I'm looking for a simple calculus that supports reasoning about reflection, namely, the introspection and manipulation of running programs.
Is there an untyped $\lambda$-calculus extension that enables one to convert $\lambda$-terms into a form that can be syntactically manipulated and then subsequently evaluated?
I imagine that the calculus has two main additional terms:
- $\mathtt{reflect}\ v$: takes $v$ and produces a representation of $v$ amendable to syntactic manipulation.
- $\mathtt{eval}\ v$: takes a syntactic representation of a term and evaluates it.
In order to support reflection, a syntactic representation of terms is required. It would look something like:
- $\lambda x.e$ would be represented as a term $(\mathsf{LAM}\ R(e))$, where $R(e)$ is the reflected version of $e$,
- $e\ e'$ would be represented as term $(\mathsf{APP}\ R(e)\ R(e'))$, and
- $x$ would be represented as $(\mathsf{VAR}\ x)$.
With this representation, pattern matching could be used to manipulate terms.
But we run into a problem. $\mathtt{reflect}$ and $\mathtt{eval}$ need to be encoded as terms, as does pattern matching. Dealing with this seems to be straightforward, adding $\mathsf{REFLECT}$, $\mathsf{EVAL}$ and $\mathsf{MATCH}$, but will I need to add other terms to support the manipulation of these?
There are design choices that need to be made.
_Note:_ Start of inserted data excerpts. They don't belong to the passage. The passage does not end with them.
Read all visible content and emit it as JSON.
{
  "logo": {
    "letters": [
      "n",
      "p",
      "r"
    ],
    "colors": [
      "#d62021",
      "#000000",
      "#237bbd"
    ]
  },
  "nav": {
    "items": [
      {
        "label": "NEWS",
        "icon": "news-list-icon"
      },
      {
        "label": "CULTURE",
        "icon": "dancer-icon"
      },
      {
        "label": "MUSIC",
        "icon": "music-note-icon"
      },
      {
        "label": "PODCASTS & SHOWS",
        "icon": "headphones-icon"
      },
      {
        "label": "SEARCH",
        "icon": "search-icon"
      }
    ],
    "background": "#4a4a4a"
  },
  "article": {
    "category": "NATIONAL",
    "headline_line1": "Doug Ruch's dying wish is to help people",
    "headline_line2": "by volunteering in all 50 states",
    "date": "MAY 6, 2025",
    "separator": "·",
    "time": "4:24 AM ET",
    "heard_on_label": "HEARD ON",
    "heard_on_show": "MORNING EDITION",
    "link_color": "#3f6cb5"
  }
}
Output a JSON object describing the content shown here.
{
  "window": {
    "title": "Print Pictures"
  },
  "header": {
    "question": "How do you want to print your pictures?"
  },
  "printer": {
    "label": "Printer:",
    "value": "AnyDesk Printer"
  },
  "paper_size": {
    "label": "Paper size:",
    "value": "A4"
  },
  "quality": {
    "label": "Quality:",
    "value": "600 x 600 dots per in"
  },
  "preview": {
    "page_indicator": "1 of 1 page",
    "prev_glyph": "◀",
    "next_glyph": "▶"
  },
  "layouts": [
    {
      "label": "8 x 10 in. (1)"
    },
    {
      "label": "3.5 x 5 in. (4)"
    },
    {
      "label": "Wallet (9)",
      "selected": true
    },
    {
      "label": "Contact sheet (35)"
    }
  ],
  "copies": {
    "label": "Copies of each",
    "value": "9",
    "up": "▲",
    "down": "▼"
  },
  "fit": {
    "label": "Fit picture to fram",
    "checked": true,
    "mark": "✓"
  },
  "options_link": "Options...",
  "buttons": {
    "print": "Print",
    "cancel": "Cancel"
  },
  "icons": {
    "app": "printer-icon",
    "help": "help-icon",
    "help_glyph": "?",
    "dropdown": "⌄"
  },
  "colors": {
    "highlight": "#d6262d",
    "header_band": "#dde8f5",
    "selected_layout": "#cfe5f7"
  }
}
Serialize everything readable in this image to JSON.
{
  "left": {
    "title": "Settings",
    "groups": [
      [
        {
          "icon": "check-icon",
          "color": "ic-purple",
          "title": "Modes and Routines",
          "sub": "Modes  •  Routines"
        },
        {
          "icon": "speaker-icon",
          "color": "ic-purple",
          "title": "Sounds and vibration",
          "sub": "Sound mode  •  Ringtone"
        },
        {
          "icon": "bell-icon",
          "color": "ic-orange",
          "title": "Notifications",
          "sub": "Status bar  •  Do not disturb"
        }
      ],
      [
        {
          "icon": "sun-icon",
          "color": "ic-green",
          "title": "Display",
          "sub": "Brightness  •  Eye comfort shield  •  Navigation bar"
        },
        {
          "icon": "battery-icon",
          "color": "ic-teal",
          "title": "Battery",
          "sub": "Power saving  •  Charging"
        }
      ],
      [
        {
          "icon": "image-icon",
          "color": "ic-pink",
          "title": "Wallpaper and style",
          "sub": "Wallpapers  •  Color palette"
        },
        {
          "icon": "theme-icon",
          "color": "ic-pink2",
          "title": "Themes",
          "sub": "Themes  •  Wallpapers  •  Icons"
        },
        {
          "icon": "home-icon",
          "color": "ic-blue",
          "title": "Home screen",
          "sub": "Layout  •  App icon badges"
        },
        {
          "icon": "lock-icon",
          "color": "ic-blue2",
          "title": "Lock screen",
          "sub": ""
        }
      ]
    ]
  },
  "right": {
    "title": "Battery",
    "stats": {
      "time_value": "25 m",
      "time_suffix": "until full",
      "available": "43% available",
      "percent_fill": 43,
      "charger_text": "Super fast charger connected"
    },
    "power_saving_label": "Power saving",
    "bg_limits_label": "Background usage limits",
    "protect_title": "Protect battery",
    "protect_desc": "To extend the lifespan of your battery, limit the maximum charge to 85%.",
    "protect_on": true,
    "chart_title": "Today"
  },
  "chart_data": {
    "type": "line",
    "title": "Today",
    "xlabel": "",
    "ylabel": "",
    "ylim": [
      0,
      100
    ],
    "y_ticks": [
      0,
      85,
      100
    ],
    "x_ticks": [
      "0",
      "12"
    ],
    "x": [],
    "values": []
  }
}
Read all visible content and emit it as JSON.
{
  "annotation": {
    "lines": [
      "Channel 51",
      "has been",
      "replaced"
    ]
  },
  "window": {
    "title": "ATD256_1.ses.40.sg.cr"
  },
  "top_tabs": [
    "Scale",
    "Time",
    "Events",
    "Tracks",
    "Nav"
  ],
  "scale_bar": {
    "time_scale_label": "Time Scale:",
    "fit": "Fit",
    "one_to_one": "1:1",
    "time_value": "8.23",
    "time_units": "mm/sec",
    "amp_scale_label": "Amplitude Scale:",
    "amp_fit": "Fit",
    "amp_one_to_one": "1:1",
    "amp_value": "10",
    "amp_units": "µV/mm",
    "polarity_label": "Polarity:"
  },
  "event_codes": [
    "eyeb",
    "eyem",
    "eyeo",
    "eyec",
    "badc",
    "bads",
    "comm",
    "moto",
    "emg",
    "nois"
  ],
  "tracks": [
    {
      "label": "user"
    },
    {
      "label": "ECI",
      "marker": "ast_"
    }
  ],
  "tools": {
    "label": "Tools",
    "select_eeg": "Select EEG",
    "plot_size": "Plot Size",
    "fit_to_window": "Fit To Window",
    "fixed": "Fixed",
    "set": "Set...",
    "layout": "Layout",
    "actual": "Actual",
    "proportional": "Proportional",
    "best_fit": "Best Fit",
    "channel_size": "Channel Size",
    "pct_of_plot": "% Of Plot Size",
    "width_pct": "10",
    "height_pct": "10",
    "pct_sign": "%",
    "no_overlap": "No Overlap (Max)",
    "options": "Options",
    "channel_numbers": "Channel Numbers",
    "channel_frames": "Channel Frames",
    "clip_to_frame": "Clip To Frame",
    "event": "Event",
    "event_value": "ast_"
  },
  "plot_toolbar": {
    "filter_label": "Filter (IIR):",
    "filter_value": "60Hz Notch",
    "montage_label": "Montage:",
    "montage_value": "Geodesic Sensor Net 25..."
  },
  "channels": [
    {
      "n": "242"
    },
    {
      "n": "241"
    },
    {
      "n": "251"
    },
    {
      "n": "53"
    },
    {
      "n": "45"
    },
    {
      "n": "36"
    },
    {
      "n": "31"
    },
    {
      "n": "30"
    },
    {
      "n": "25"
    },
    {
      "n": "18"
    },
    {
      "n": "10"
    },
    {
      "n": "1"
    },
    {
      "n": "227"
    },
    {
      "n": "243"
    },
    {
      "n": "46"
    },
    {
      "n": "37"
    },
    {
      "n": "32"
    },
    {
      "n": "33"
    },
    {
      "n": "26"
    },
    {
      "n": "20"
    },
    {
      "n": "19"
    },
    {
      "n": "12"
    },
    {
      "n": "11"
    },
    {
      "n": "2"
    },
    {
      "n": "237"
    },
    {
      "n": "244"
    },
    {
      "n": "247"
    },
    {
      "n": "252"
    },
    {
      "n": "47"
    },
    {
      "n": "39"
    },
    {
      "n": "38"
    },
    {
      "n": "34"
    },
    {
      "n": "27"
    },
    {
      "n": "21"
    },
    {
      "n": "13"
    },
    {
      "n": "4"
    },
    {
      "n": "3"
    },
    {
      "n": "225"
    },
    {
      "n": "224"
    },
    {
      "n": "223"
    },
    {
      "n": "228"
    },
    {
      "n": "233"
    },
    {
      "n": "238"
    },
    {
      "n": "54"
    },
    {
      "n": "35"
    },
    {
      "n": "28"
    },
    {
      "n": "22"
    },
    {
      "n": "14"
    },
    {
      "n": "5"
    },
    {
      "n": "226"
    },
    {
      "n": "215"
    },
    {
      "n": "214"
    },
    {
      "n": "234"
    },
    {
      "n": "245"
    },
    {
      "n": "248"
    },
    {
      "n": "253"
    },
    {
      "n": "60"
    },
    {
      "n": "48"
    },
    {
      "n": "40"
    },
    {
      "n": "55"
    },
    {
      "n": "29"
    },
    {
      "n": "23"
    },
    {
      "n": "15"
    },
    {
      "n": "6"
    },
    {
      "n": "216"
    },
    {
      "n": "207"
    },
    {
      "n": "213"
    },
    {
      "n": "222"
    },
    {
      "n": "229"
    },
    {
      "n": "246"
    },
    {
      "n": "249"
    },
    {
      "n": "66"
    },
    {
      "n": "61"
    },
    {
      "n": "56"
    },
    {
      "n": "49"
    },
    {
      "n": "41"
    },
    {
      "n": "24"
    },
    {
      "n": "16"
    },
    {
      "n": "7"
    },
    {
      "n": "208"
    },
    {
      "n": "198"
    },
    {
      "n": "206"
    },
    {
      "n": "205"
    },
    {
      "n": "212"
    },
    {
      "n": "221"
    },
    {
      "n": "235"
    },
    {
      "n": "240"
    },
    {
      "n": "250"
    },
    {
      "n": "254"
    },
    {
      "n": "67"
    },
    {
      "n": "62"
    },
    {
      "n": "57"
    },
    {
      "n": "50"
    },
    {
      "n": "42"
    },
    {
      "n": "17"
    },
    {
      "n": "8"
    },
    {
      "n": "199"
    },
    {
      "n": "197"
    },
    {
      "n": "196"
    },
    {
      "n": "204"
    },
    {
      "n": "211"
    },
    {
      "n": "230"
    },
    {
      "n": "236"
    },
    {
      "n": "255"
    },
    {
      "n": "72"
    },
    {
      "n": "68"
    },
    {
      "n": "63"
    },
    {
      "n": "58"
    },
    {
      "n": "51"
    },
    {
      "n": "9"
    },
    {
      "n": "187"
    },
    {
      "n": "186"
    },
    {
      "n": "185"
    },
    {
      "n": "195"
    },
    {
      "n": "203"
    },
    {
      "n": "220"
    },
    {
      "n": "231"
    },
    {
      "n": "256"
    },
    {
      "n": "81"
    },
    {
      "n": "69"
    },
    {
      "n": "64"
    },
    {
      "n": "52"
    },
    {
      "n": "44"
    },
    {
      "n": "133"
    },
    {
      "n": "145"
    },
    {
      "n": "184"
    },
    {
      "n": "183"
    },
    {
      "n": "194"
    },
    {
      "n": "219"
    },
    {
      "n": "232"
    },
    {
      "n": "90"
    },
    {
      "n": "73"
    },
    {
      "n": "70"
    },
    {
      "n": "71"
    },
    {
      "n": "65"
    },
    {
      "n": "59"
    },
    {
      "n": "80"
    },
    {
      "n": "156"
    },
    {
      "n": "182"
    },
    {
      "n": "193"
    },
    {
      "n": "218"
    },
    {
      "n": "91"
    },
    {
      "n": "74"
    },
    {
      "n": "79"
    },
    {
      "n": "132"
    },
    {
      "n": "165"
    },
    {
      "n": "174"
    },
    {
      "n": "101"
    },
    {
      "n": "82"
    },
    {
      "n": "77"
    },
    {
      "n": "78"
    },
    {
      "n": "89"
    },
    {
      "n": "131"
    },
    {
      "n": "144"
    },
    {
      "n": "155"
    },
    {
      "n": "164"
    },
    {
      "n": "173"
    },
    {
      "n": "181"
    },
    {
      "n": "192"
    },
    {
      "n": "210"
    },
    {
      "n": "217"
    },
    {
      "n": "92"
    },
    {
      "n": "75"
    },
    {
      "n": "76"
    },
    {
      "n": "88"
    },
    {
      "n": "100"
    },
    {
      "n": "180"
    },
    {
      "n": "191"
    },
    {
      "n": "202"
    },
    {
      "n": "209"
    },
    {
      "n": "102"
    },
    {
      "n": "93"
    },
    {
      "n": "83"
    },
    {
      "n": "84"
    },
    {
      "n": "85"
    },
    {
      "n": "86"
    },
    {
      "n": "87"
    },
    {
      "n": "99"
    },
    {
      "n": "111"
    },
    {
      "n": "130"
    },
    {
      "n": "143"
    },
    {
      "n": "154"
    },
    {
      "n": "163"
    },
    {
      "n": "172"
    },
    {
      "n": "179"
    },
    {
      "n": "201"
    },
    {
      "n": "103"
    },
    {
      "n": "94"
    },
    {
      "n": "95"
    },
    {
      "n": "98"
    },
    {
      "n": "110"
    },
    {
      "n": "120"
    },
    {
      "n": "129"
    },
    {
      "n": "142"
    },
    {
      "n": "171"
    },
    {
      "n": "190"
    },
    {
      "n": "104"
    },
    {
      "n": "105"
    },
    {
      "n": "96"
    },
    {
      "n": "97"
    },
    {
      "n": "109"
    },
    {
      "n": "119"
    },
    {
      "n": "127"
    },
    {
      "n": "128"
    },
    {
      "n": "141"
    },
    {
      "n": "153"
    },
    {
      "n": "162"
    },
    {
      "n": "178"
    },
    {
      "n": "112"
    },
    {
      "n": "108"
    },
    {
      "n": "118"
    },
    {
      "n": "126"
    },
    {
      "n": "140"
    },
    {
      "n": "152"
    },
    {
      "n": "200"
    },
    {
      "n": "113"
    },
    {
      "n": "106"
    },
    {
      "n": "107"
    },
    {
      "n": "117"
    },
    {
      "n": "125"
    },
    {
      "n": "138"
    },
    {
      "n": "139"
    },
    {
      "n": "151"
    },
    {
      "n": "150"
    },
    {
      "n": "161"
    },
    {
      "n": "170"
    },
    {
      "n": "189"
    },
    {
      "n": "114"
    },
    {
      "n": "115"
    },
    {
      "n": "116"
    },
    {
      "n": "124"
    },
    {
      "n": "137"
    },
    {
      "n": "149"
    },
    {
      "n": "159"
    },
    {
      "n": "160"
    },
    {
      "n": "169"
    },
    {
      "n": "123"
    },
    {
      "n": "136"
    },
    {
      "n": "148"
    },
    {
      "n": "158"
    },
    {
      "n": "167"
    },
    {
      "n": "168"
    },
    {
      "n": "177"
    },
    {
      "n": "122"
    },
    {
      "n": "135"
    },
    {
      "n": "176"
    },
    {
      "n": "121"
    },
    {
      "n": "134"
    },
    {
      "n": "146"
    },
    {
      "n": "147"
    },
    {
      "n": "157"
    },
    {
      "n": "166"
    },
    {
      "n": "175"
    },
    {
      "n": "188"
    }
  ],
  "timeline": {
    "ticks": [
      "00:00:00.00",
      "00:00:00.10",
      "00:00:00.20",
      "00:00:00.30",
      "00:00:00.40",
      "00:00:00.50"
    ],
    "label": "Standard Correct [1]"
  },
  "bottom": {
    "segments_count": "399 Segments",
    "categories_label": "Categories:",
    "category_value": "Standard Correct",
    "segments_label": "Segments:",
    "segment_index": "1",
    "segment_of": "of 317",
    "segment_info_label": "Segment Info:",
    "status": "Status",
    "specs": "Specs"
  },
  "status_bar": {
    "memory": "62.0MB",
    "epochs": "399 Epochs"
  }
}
What should the $R(-)$ function alluded to above do with the body of $\mathtt{reflect}$ and $\mathtt{eval}$? Should $R(-)$ transform the body or not?
As I am not so much interested in studying reflection itself -- the calculus would serve as a vehicle for other research -- I do not want to reinvent the wheel.
Are there any existing calculi that match what I have just described?
As far as I can tell, calculi such as MetaML, suggested in a comment, go a long way, but they do not include the ability to pattern match and deconstruct code fragments that have already been built.
One thing I would like to be able to do is the following:
- $\mathtt{let}\ x=\lambda y.y\ \mathtt{in}\ \mathtt{reflect}\ x \to (\mathsf{LAM}\ (\mathsf{VAR}\ y)\ (\mathsf{VAR}\ y))$
And then perform pattern matching on the result to build a completely different expression.
This is certainly not a conservative extension to the $\lambda$-calculus and the meta-theory is likely to be ugly, but this is kind of the point for my application. I want to break $\lambda$-abstractions apart.